We believe, the IDFC stock has the potential to appreciate from the current levels as the possibility of a decline in spreads due to hardening interest rates has been factored into the stock price. At Rs 54, the stock trades at 13 times its expected FY-07 per-share earnings. The valuation can support an upside, considering the comparatively higher return on assets (RoA), low operating costs, high quality of assets and immense scope for business growth. Growth in income from core fund-based business may slow further as spreads get squeezed. However, strong volume growth for the fund-based business and immense growth potential in the fee and advisory segment can provide a cushion. Given the relatively low gearing, there is potential to increase return on equity through higher leverage.
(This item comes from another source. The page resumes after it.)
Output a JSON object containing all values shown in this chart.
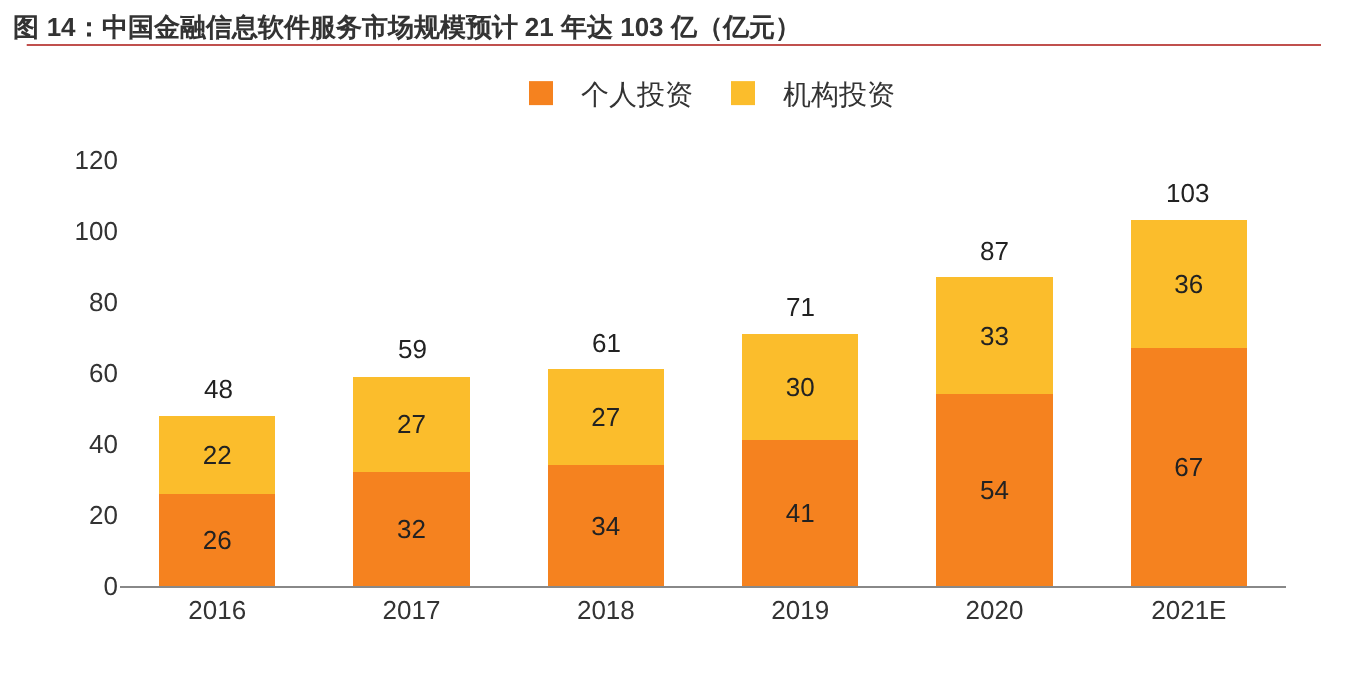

High growth, shrinking spreads
The core infrastructure lending business has immense potential for growth. According to Morgan Stanley, the total infrastructure spending in the country is estimated to almost double to $46 billion by 2009.
Mr Rajiv Lall, MD and CMD
Given the opportunity, a 35 per cent per annum growth in the core lending business for the next three years appears achievable for IDFC. However, competition from commercial and private sector banks and hardening interest rates may ensure that IDFC does not enjoy high RoA anymore. At 3.8 per cent for the year-ended 2006, IDFC still enjoys the best RoA in the industry. The RoA may drop to 3 per cent or below and appears sustainable at those levels. The scope for high growth in the loan book may mitigate the risk of shrinking spreads to some extent. Moreover, substantial growth potential for the advisory and fee-based services could perk up earnings. IDFC generates 55 per cent of its income from infrastructure loans.
Fee-based services
IDFC has been diversifying into infrastructure services and fund management in a big way to provide bottomline growth.
It manages a dedicated infrastructure fund and plans to raise and manage more such fee-generating funds to invest in listed equities or pre-IPO opportunities. IDFC can also leverage its contacts in the government to get involved in infrastructure projects at the conception stage. It is looking at increasing its role in the advisory space that aims to bridge the gap between project conception and actual execution. The services segment might provide an impetus to growth and stability to the earnings stream. This segment is expected to grow at 40-50 per cent and may provide the necessary cushion. Income from fee and advisory services grew 96 per cent and contributed 18 per cent to the net operating income in the year-ended March 2006.
CORE strengths
IDFC continues to enjoy high RoA, and low leverage, proportion of bad loans and operating costs. An eminent management with high exposure and expertise in the infrastructure segment is an added advantage. These fundamental strengths outweigh concerns on rising costs of funds and declining spreads. Its operating costs at 0.5 per cent of assets are still the lowest in the industry. IDFC's cost of funds has increased and yield on assets has decreased in 2006. Though the company is not eligible for low-cost funding unlike its peers in the banking sector and is more vulnerable in a rising interest rate scenario, these core strengths make IDFC equally competitive. At 4.4 times debt-to-equity, IDFC still has the potential to fund business growth. This could further improve the return on equity from 17 per cent that it enjoys now.